Machine Learning for the Developing World using Mobile Communication Metadata
A report on Ph.D. dissertation research
Researchers working on the problems associated with the developed world generally have access to rich and diverse datasets like social media activity, sensors data, etc. However, the same is not correct about the developing world where access to comprehensive datasets is one of the most significant issues in the research. Social networks and digital sensors have not been that common in the developing world with one big exception: mobile phones.
More than 95% of the world’s population today has mobile phone coverage, and even in some of the most under-developed places of the earth, the penetration of mobile phones is much higher than other measures of human development like literacy or access to the financial infrastructure. As a result, researchers have been increasingly using the metadata collected by the mobile phone companies in these developing countries as an alternative to the more conventional data sources. However, the mobile phone data may not be very well suited for the machine learning algorithms in its raw form. In other words, there is a need for algorithms to convert the raw mobile communication meta-data into features suited for the machine learning algorithms.
In this talk, I am going to describe my work on extracting features from mobile communication logs using techniques like Deterministic Finite Automata (DFA). I will also show how this approach outperforms other methods for problems like product adoption. I further show that by using DFA based features and spectral analysis of the multi-view nature of mobile communication networks, advanced neural network algorithms can be developed that beat the current state of the art methods for the problems like poverty prediction and gender prediction. In the last part of this talk, I will describe the value of communication networks data for research questions related to social networks analysis like what are the salient differences between the behavioral patterns of men and women in the developing world as exhibited in the communication networks data.
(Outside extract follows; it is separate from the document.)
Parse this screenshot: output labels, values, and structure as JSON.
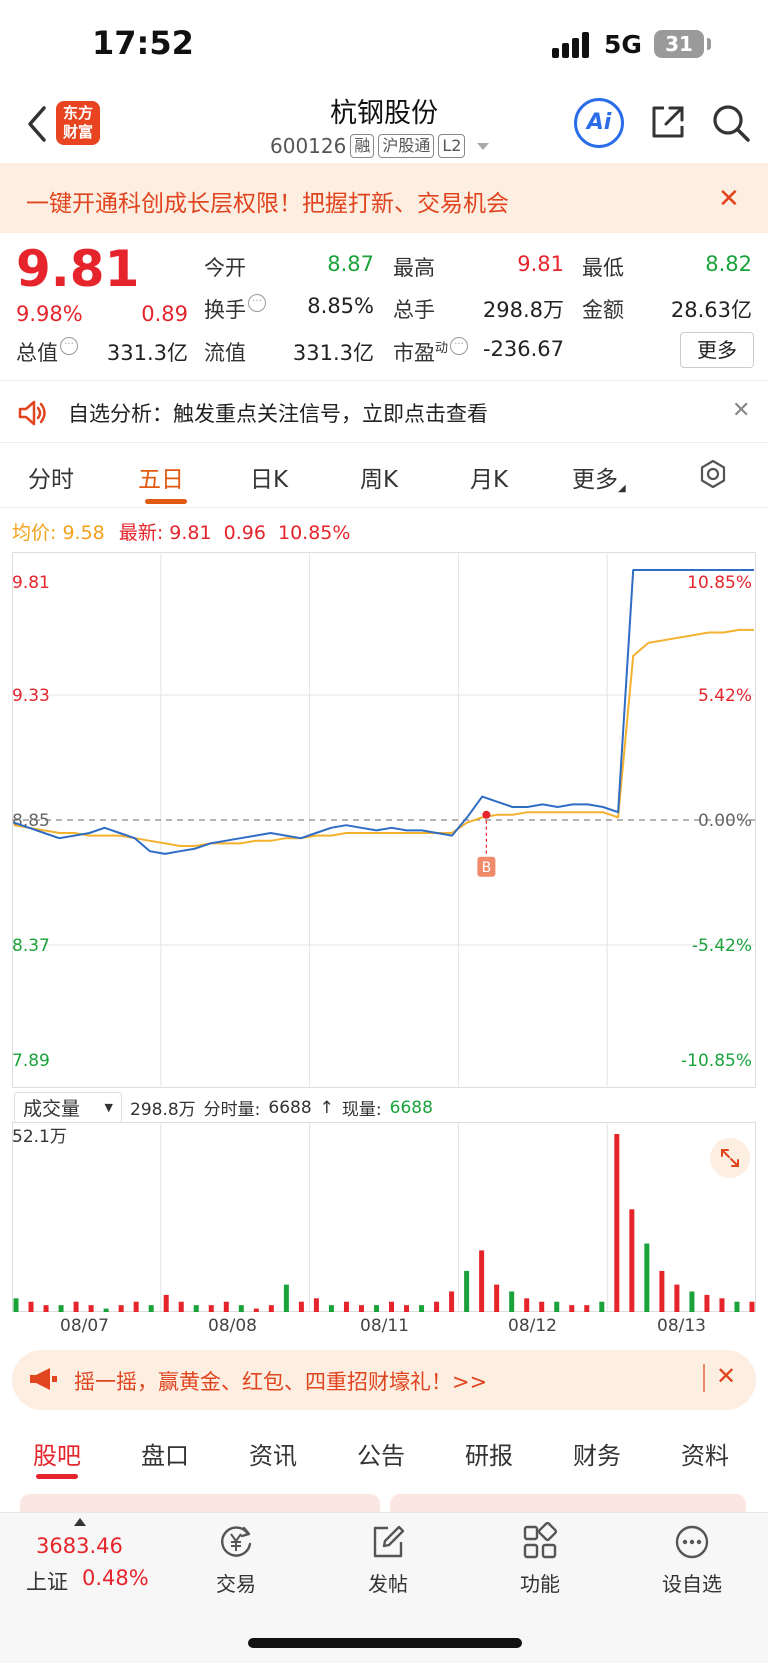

Muhammed Raza Khan recently completed his Ph.D. at the School of Information where, as a member of the Data Intensive Development Lab, he worked on problems related to machine learning for social good. The insights resulting from his work on feature generation using mobile communication metadata has been used by the International Finance Corporation (a subsidiary of the World Bank) to improve financial inclusion in countries like Ghana and Zambia. In Ghana, this approach resulted in better targeting of the customers of mobile money products by a margin of 30% as compared to the existing methods. Raza was also one of the grantees of the UN Big Data for Gender Challenge — Data2X. Raza's work has been published in venues like the ACM SIG Knowledge Discovery and Data Mining and the Association for the Advancement of Artificial Intelligence. Prior to UC Berkeley, Raza completed his master’s in computer science from Georgia Tech as a Fulbright Scholar.